Facts about the Grand Egyptian Museum

The Grand Egyptian Museum, which will be built outside of Cairo on the Giza Plateau and next to the Pyramids, will not only be the new crown jewel of Egypt when it is finished, but it will also be one of the world’s largest, most cutting-edge, and most well-known museums.
Here are a few fascinating facts about Egypt’s new Grand Egyptian Museum for those who are interested in learning more about the project’s history and the museum itself.

  • The Grand Egyptian Museum’s ceremonial cornerstone was laid in the beginning of 2002, but no architectural or construction firms had been chosen yet to construct the new museum complex.
  • After a lengthy international competition, the main contract for the design of the Grand Egyptian Museum was given to the Irish architectural firm Heneghan Peng in 2003. However, the Egyptian government says that a team of 300 people from 13 companies in six different countries helped with the design phase of the project.
  • The Grand Egyptian Museum was built over three distinct phases:
    • The execution of tasks necessary to clear and secure the site and prepare it for the construction of buildings was the focus of Phase I’s “enabling works.”
    • In addition to the main museum building, a fire station, an energy center that supplied the site with electricity and air conditioning, and a world-class conservation center were built during Phase II.The construction of the main museum building, excavation and contouring of the land, and site landscaping were all part of Phase III.

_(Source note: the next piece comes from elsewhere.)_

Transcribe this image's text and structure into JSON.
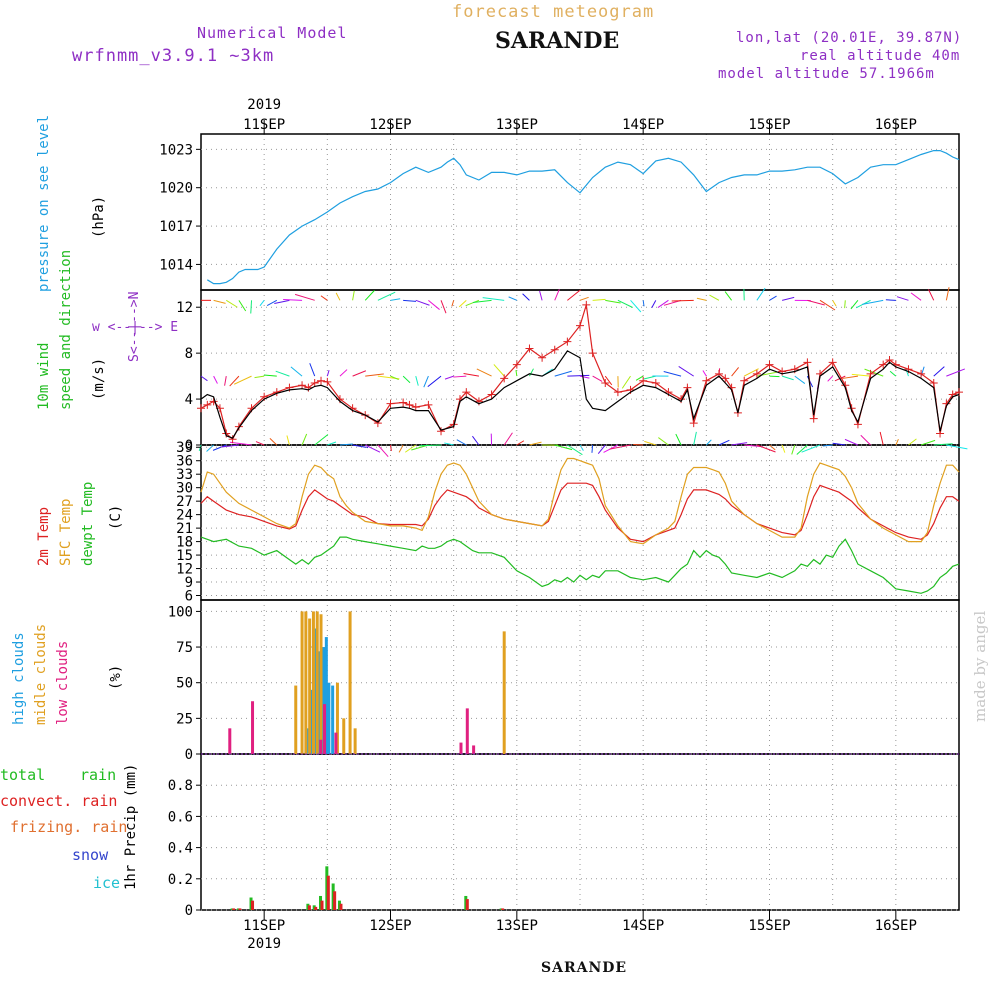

  • The Grand Egyptian Museum’s initial cost was estimated to be around $500 million; however, delays, modifications, and other factors have increased the final cost to over $1 billion.
  • An enormous 3,200-year-old statue of Ramses II that had previously stood in the middle of a traffic circle in Cairo known as Ramses Square was one of the first items to be transferred to the Grand Egyptian Museum. The government decided in 2006 to transport the 83-ton statue to the conservation center in order to stop its deterioration in the midst of the pollution that had surrounded it during its five-decade residence in the square, despite the fact that the new museum was far from finished at the time. In 2018, the statue was moved to the GEM’s main entrance, where it will rest forever.
  • The Grand Egyptian Museum will house approximately 100,000 ancient artifacts, 4,549 of which will be from the famous King Tutankhamun’s tomb, when everything is finally transferred from the Egyptian Museum’s publicly displayed collections as well as its much larger private storage areas.
  • It is anticipated that the Grand Egyptian Museum will receive approximately 15,000 visitors each day, which is roughly three times the number of visitors to the current museum each day. Over 5 million visitors annually will result from this.
  • The Egyptian Museum and the Pyramids have been roughly 45 minutes apart for more than a century. The former is in Tahrir Square in the heart of downtown Cairo, while the latter is on the Giza Plateau to the west of the city at the edge of the Sahara Desert. However, the new Grand Egyptian Museum will be just two kilometers away from the Pyramids, making it much simpler for visitors to travel between the two and reducing traffic in Cairo and Giza.